Awalnya hal ini dibuktikan dengan kurang mengerti percakapan orang lain di situasi kebisingan atau dalam lingkungan akustik yang berlawanan, atau menjadi cepat lelah dalam mendengarkan disituasi tersebut. Dengan berjalannya waktu dengan atau tanpa bertambahnya gangguan pendengaran otak menjadi lambat dan proses suara menjdai semakin buruk. Masalah yang awalnya hanya terjada pada kondisi mendengar yang berlawanan menjadi semakin nyata.

Ini merupakan proses yang saling berkaitan. Semakin kurangnya kita mendengar, menjadikan pusat mendengar dalam otak kita bekerja lebih lambat dan kurang tepat. Semakin lambat dan kurang akuratnya pusat pendengaran di otak, menjadikan ketidak mampuan mendengar menjadi semakin jelas dan akan berdampak dalam kehidupan sehari-hari dan dalam berkomunikasi.
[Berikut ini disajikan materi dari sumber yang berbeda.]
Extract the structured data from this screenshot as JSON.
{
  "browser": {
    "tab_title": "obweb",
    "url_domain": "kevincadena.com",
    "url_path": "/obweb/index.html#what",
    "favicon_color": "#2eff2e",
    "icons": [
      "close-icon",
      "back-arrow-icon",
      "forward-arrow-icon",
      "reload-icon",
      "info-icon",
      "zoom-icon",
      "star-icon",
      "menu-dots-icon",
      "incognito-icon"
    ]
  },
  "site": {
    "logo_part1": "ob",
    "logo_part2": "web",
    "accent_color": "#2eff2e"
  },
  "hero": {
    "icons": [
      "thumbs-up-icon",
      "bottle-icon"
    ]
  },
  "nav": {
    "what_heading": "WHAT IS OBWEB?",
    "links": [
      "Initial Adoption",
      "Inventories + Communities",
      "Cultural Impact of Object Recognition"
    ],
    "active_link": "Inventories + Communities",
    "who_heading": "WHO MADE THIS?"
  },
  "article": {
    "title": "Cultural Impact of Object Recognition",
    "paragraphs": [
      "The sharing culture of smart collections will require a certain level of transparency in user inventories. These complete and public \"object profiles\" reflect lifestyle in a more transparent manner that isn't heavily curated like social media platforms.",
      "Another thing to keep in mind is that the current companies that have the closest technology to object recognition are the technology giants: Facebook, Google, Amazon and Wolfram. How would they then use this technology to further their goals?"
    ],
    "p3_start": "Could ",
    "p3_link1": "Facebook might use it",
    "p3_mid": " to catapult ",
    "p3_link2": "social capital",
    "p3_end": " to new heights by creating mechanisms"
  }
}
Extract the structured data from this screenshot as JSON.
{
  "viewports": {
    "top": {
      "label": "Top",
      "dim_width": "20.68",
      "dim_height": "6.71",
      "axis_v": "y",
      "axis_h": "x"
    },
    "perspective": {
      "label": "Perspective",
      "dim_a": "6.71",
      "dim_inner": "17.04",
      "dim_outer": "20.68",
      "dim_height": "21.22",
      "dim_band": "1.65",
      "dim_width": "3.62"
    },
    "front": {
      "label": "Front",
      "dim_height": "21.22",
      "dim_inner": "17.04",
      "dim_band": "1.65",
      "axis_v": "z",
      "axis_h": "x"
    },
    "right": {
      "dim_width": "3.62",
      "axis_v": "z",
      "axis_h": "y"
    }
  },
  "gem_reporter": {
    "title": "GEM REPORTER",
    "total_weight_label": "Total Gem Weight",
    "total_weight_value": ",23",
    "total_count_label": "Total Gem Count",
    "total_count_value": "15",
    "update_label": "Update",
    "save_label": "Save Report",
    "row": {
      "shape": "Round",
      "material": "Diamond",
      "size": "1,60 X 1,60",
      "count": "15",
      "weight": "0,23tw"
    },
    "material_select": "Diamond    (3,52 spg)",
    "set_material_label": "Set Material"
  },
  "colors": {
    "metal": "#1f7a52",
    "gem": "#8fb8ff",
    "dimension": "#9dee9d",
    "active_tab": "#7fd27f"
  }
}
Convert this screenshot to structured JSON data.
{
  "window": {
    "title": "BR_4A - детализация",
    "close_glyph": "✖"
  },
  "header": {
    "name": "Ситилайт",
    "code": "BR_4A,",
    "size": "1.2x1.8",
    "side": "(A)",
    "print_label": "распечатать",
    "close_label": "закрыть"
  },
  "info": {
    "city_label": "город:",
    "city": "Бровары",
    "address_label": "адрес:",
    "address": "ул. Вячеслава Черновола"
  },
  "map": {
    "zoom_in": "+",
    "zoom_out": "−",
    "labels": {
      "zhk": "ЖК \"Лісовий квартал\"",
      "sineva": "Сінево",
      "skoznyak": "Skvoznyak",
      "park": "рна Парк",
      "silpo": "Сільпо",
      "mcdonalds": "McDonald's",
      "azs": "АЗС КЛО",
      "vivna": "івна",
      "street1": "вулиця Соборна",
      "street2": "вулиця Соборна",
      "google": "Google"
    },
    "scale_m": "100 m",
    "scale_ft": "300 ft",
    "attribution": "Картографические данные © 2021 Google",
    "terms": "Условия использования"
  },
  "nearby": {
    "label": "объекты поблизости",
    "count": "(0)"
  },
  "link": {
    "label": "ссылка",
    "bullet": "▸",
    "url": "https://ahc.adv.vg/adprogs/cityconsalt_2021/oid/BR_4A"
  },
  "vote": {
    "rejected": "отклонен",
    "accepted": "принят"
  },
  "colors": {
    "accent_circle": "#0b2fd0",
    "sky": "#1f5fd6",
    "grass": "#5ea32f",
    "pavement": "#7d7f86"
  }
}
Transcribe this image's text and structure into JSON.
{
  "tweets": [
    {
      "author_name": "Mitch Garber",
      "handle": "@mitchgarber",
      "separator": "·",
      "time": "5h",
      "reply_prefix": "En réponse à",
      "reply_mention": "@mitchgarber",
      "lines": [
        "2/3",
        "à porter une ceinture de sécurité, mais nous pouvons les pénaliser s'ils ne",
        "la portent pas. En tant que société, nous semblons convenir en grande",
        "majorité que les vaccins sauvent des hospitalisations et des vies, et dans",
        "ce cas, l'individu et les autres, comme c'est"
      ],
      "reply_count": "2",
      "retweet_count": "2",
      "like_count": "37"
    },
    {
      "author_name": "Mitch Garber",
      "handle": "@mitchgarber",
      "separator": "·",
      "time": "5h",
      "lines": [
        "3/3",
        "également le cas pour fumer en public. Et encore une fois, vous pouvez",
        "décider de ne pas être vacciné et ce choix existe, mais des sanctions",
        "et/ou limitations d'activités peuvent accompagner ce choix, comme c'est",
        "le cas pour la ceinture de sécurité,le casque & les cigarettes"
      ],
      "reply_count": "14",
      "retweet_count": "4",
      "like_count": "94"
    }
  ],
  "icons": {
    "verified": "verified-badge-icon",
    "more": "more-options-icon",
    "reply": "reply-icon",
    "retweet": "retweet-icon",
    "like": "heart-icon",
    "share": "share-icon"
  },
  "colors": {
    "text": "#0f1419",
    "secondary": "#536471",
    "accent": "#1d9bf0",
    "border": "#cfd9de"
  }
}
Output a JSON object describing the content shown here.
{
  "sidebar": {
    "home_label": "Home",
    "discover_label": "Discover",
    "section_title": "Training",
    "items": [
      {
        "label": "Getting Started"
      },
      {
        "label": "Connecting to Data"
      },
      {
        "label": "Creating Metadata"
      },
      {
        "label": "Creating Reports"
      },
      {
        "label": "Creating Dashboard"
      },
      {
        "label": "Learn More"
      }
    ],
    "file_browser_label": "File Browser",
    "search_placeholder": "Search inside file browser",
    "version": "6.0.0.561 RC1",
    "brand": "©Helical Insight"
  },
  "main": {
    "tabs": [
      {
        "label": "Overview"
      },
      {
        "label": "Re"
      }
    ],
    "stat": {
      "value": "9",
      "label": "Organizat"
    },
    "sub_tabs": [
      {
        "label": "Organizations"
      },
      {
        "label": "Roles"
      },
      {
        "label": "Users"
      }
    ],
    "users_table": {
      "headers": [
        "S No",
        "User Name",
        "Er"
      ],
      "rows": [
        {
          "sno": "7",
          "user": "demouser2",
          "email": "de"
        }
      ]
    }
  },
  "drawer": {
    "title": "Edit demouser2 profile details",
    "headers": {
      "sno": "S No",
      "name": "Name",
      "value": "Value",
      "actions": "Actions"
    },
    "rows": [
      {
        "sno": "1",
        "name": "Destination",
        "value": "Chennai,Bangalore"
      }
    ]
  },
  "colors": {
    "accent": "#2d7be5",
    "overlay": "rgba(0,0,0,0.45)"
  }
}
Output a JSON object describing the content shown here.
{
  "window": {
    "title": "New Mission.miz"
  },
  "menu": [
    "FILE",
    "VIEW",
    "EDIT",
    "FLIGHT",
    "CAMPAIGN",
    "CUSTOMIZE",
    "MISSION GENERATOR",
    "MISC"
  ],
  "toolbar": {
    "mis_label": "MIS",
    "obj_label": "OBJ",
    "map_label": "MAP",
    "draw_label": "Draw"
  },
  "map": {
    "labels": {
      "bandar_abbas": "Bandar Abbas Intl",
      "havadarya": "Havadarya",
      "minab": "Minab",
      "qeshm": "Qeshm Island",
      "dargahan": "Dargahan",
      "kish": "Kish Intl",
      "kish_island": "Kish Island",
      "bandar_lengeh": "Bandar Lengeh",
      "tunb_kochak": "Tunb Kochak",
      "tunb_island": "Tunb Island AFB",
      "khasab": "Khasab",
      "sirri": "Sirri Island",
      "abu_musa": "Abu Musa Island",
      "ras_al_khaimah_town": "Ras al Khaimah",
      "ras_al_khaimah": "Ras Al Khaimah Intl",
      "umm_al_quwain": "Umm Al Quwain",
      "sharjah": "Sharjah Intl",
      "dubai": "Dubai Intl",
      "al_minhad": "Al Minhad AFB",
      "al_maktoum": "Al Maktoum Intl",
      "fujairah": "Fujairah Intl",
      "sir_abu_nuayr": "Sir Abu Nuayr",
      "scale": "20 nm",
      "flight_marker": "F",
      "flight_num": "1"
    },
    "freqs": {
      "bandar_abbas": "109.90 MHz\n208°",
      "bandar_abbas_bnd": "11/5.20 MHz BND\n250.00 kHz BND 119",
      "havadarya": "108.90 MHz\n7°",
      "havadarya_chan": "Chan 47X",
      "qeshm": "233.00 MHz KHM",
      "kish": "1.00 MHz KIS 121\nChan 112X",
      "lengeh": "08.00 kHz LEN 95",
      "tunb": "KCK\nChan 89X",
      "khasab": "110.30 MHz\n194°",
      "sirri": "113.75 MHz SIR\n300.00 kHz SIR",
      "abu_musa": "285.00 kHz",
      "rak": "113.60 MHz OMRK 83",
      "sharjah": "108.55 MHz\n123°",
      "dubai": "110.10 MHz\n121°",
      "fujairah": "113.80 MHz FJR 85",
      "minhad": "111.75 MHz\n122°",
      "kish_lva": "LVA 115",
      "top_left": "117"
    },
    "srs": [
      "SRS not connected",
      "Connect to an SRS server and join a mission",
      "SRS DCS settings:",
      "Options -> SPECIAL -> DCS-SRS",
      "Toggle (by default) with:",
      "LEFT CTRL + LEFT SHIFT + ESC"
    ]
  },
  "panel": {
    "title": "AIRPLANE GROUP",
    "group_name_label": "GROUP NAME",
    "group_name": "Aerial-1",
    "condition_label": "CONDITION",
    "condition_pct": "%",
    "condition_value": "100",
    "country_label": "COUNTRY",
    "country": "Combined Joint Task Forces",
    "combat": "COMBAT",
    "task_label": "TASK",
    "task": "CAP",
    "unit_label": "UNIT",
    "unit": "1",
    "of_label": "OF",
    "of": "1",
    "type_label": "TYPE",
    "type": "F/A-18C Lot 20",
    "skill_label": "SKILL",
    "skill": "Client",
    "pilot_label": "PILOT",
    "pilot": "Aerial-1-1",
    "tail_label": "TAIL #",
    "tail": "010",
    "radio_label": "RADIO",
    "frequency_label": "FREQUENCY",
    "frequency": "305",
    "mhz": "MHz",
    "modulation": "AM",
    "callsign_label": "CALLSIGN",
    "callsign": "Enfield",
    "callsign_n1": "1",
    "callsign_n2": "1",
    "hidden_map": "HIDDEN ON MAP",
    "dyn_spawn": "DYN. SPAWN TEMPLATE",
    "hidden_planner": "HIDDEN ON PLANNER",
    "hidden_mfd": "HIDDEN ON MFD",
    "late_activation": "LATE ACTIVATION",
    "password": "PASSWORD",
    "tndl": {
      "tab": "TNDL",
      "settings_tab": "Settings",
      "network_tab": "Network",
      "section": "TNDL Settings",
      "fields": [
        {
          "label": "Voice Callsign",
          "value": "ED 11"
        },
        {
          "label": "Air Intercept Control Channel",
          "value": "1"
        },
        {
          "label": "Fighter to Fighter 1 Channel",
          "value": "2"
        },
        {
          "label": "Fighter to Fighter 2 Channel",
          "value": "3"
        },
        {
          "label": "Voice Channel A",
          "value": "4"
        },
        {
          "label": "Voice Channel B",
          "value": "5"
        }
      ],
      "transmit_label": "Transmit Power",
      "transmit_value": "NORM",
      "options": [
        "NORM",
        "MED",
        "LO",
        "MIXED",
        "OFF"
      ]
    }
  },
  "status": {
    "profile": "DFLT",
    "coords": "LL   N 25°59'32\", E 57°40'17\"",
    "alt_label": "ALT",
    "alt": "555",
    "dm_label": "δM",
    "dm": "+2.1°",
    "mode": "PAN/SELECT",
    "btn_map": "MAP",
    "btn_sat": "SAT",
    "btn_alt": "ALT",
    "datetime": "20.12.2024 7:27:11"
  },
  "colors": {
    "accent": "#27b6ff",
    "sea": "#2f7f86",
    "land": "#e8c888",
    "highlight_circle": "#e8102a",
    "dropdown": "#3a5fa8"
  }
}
Seiring berjalannya waktu, semakin banyaknya “kekuatan otak” yang dibutuhkan untuk melakukan proses memberikan ari kepada suara, menjadikan sebuah proses yang seharusnya terjadi dengan sendirinya menjadi proses yang harus dilakukan tidak dengan sendirinya. Pada tingkat ini beberapa mencoba untuk mengurangi efek dari gangguan pendengaran, pada awalnya memeang berhasil, dengan tulisan. Hal ini tentunya cara mendengar yang sangat melelahkan dan kurang efisien  dan akhirnya menjadikan seseorang perlahan menghindari percakapan.